One year later, Walt and Bob are running the restaurant together, Bob and May have married and May is pregnant. The twins simulate their former conjoinment with Velcro clothing that attaches them. Walt finds creative fulfillment continuing in local plays, including a musical in which he and Meryl Streep play Bonnie and Clyde.

==Cast==

- Cameo appearances

==Music==
The song "Human" recorded by Cher, who appears in the film, and produced by David Kahne was included in the soundtrack (Flynn cover). There was no official release, but in Germany the song was released on a promotional CD of the soundtrack called "Unzertrennlich" and that version clocks 3:49. The original 4:25 version was never released. The song can be heard during the end credits of the film and is played during a scene in a club. This is the first Farrelly Brothers film not to have an official soundtrack.

The song "Moonlight Feels Right" by Starbuck, written and produced by lead singer/keyboardist Bruce Blackman also appears in the film.

Pete Yorn recorded a cover of the Albert Hammond classic "It Never Rains in Southern California" for the film, and like the aforementioned Cher song, remains unreleased. The Kings of Leon songs "California Waiting", "Molly's Chambers" and "Holy Roller Novocaine" all are featured in the film, as well, from the band's first EP, Holy Roller Novacaine.

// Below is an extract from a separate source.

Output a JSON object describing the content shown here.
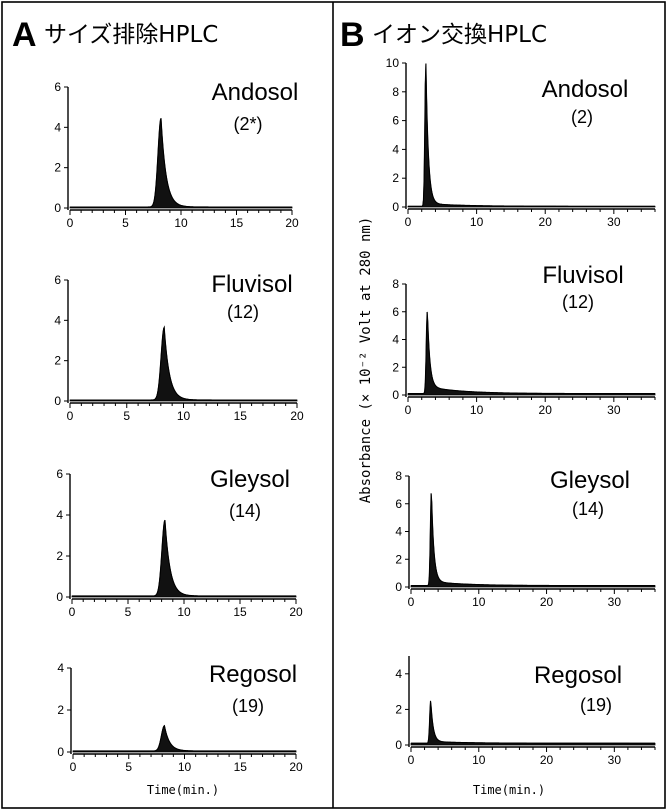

Greg Kinnear's version of "Summertime" is an almost note-for-note cover of the Billy Stewart version, and was also sampled in Rihanna's song "Cockiness (Love It)". Eight minutes out in the movie, while at a bar, Morten Abel's song "Welcome Home" is played.

The country song played over the closing credits, "The Fear of Being Alone," is sung by George Schappell (credited as Reba), one of a set of conjoined twins who is mentioned in the film.

==Reception==
===Critical response===
Review website Rotten Tomatoes gives the film a score of 62% based on 156 reviews, and an average rating of 6/10, with the consensus: "An unusually sweet and charming comedy by the Farrelly brothers. Fans may miss the distinct lack of bodily fluids though." On Metacritic, the film has a weighted average score of 62 out of 100, based on 37 critics, indicating "generally favorable reviews". Audiences polled by CinemaScore gave the film an average grade of "B−" on an A+ to F scale.

===Box office===
Although the film broke even on its $55 million production budget with $65,784,503 worldwide, its box office draw considerably underperformed the Farrelly Brothers' previous hits. It only managed third place in its opening weekend box office (US) despite having the largest theater count of any release that weekend (December 12–14, 2003).